The truth is, he didn’t. In God’s economy none of these resources were wasted. He invested them in building something far more important and precious than a wall. He was building faith.

A rebuilt city and a faithless people would not please God (Hebrews 11:6). History had shown that a strong wall doesn’t save “unless the Lord watches over the city” (Psalm 127:1). So, as Nehemiah and the people worked to rebuild Jerusalem, God worked — through opposition — to build their dependent faith in his power rather than their own. It was the opposition that prompted Nehemiah to preach, “Do not be afraid of them. Remember the Lord, who is great and awesome” (Nehemiah 4:14).

Faith is “the conviction of things not seen” (Hebrews 11:1). God gives it to us as a gift (Ephesians 2:8).

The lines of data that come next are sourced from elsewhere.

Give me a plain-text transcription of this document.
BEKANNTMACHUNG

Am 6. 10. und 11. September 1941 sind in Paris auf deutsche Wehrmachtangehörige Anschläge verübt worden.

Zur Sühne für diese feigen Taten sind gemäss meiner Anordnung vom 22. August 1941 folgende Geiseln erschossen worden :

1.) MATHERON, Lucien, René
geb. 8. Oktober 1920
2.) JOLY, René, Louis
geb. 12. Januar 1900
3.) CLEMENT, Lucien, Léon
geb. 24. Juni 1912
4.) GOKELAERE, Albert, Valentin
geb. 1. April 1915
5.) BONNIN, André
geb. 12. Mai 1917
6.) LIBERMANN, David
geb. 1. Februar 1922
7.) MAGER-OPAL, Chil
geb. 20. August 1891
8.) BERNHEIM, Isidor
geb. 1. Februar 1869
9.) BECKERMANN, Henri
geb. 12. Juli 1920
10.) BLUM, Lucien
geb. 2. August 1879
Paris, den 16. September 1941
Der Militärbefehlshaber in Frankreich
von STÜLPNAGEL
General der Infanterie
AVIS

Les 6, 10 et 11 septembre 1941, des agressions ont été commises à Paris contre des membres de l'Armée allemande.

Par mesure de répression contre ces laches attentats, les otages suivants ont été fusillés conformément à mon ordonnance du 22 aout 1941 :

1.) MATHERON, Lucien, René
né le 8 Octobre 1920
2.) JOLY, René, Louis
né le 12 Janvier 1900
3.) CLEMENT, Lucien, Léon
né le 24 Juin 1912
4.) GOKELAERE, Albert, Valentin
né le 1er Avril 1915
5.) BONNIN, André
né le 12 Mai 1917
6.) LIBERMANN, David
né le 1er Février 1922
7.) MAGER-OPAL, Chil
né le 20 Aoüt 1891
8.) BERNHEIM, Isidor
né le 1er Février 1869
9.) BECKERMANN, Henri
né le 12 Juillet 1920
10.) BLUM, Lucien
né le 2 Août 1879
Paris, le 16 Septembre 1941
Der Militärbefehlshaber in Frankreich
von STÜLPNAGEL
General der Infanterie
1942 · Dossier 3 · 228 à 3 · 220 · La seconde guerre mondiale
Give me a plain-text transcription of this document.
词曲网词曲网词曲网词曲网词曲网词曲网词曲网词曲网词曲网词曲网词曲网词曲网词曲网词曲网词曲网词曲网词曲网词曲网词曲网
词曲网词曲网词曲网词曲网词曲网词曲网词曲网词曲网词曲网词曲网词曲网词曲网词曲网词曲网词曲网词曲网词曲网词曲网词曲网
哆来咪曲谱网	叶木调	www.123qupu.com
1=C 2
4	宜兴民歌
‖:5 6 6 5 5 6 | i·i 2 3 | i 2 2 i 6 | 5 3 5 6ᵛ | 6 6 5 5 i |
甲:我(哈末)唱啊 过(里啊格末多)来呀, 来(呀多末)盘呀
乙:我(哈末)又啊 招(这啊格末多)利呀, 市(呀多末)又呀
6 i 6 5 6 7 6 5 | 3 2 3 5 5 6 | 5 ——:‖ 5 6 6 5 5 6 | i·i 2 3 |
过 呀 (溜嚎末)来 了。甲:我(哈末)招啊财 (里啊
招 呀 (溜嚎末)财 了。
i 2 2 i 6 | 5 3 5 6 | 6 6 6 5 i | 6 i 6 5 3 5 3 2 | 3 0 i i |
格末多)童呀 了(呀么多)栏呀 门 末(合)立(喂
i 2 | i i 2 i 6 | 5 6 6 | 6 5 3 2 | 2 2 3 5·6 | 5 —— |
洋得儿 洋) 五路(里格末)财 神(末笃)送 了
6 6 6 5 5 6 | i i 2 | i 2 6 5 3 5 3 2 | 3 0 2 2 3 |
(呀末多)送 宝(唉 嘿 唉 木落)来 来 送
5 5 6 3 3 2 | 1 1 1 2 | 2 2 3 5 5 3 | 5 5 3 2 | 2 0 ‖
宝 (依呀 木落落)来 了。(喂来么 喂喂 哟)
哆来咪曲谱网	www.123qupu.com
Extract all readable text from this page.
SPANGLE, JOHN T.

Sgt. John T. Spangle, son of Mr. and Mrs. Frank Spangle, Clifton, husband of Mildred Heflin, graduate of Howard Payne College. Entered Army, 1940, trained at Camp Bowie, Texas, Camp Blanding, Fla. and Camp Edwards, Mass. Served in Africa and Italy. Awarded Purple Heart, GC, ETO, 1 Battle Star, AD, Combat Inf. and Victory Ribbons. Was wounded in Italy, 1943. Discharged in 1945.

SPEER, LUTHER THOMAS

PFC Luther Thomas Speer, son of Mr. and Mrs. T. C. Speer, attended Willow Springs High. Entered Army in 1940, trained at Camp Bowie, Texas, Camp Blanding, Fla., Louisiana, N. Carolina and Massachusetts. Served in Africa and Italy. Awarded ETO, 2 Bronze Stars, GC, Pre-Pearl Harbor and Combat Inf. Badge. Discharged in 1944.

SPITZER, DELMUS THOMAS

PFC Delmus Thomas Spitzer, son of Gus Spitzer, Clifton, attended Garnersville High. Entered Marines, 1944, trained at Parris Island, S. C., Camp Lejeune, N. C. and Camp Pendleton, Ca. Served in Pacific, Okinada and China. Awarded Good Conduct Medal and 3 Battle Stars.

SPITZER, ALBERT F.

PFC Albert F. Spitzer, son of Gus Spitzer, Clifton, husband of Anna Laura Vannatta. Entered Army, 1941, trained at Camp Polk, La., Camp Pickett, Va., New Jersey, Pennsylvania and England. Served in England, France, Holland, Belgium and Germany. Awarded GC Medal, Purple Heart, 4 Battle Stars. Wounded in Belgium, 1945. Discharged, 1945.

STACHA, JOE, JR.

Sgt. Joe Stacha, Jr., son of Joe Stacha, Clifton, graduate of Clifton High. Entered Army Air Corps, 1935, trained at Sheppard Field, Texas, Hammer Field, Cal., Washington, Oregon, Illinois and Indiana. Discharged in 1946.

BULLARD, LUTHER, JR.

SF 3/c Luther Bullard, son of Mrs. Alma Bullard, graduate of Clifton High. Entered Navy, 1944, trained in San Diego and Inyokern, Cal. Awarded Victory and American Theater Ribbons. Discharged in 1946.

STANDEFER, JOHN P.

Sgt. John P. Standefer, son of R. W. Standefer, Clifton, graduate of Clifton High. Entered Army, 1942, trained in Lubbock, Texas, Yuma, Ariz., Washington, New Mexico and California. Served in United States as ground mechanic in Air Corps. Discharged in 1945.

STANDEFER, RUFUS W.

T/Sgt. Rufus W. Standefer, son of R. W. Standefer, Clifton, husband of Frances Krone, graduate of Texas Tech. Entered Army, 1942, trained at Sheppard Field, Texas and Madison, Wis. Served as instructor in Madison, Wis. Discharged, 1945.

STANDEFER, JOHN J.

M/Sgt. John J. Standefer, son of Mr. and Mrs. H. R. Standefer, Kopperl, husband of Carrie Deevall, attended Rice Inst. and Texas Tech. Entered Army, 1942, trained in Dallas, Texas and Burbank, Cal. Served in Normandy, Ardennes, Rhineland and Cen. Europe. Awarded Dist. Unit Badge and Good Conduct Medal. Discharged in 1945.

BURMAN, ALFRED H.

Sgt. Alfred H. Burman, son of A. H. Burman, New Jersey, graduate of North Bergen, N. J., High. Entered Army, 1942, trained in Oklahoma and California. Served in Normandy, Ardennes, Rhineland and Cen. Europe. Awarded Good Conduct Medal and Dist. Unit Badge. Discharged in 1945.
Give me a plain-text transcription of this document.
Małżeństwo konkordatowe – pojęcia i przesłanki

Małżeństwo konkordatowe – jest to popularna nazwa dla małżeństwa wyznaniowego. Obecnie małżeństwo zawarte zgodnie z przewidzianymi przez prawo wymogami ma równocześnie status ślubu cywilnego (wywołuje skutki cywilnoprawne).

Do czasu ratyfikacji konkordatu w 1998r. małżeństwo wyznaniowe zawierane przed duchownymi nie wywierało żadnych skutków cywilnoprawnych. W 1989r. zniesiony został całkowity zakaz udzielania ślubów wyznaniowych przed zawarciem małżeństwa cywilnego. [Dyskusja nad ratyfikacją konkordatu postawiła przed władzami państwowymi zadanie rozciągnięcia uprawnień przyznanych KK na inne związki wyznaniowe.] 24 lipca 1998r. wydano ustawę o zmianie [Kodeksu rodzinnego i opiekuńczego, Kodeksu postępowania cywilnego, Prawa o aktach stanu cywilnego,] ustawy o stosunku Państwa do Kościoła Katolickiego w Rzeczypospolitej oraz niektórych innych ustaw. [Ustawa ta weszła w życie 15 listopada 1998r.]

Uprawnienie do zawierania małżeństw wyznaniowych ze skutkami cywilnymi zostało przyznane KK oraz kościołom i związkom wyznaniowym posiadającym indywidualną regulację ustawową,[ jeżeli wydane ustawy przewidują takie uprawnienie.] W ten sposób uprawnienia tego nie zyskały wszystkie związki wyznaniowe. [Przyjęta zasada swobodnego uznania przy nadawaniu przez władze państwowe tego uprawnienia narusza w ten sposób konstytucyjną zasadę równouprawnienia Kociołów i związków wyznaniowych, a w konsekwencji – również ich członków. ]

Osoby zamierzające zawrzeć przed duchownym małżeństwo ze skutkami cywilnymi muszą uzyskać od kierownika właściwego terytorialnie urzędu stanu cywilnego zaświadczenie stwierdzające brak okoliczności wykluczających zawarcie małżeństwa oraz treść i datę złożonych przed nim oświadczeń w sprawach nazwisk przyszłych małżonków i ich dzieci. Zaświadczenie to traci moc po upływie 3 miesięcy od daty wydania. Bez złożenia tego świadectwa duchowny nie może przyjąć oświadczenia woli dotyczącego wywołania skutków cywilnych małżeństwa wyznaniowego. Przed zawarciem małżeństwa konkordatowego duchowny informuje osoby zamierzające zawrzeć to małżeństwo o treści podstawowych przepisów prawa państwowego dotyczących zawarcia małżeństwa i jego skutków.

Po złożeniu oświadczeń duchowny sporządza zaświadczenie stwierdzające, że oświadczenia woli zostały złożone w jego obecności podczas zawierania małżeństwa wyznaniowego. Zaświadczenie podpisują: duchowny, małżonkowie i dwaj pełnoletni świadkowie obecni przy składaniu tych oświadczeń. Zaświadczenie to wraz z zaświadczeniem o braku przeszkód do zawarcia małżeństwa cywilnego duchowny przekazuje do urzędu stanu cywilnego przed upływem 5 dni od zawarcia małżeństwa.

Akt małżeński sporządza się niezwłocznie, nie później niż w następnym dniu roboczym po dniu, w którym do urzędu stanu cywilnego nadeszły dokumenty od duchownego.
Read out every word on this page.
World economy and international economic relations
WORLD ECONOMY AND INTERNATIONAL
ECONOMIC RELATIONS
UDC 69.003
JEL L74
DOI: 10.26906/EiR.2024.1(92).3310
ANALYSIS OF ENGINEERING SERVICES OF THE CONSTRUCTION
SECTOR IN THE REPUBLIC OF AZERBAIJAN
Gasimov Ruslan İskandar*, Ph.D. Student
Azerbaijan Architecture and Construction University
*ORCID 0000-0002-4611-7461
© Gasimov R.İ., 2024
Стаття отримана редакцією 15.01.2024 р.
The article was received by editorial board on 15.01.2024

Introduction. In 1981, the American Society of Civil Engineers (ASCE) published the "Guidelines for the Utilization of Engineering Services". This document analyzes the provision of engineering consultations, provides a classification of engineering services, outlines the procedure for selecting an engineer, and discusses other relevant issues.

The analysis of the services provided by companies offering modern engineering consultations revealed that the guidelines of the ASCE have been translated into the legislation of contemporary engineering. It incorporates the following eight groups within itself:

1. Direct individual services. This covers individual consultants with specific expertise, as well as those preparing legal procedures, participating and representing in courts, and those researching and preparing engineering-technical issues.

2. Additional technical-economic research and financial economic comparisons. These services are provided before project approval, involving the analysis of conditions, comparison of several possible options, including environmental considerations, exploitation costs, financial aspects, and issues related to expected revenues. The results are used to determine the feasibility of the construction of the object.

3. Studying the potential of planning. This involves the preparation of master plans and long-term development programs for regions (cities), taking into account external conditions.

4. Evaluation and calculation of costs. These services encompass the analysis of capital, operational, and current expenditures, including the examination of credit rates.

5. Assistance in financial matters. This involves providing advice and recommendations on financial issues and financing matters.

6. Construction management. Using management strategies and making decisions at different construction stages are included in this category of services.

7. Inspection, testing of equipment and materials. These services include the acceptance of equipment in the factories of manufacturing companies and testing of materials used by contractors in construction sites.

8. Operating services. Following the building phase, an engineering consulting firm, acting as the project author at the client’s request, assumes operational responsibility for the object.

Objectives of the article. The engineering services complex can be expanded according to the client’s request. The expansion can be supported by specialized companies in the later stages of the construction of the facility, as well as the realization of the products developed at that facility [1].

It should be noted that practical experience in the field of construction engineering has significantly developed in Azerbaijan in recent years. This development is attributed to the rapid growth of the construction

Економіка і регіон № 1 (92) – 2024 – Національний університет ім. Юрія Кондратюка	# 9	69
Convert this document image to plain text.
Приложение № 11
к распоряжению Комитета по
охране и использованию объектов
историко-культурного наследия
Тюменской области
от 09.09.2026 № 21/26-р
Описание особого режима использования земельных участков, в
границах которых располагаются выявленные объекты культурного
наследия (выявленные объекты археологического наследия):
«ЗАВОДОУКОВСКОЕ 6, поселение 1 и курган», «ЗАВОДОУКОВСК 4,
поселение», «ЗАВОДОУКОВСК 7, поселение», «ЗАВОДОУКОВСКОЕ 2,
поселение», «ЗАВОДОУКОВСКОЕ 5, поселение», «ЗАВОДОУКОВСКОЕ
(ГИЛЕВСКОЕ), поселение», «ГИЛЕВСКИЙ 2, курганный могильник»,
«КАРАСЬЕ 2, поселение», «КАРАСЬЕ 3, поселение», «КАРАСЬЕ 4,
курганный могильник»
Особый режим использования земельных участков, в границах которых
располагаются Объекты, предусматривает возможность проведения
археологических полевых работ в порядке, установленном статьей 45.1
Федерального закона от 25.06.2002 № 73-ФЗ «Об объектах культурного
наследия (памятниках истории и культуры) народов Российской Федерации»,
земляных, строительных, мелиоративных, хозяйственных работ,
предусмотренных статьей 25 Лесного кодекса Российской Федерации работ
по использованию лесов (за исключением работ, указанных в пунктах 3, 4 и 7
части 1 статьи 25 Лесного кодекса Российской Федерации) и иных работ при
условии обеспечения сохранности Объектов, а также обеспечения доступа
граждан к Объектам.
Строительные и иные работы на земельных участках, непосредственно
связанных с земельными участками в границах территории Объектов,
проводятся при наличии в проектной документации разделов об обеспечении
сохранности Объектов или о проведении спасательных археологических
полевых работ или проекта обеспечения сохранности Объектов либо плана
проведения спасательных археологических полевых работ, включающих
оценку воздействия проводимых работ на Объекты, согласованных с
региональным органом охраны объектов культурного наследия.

But he tests, refines, and strengthens it in the fires of difficulty, adversity, opposition, and suffering. We only really learn to “walk by faith, not by sight” (2 Corinthians 5:7) when we must trust what is “not seen” more than what is seen.

That’s why all the seeming inefficient trials of our kingdom life and labor are not wasted. God is building “the tested genuineness of [our] faith,” which he considers “more precious than gold” (1 Peter 1:7). And it’s trials more than prosperity that teaches us to “remember the Lord.”

So “count it all joy” today “when you meet trials of various kinds” (James 1:2). God is building your faith.

Faith is worth all the time, energy, and money it costs to build. Because only by faith will we receive our commendation from God (Hebrews 11:2).


  1. Much of this meditation is taken from Nehemiah 4.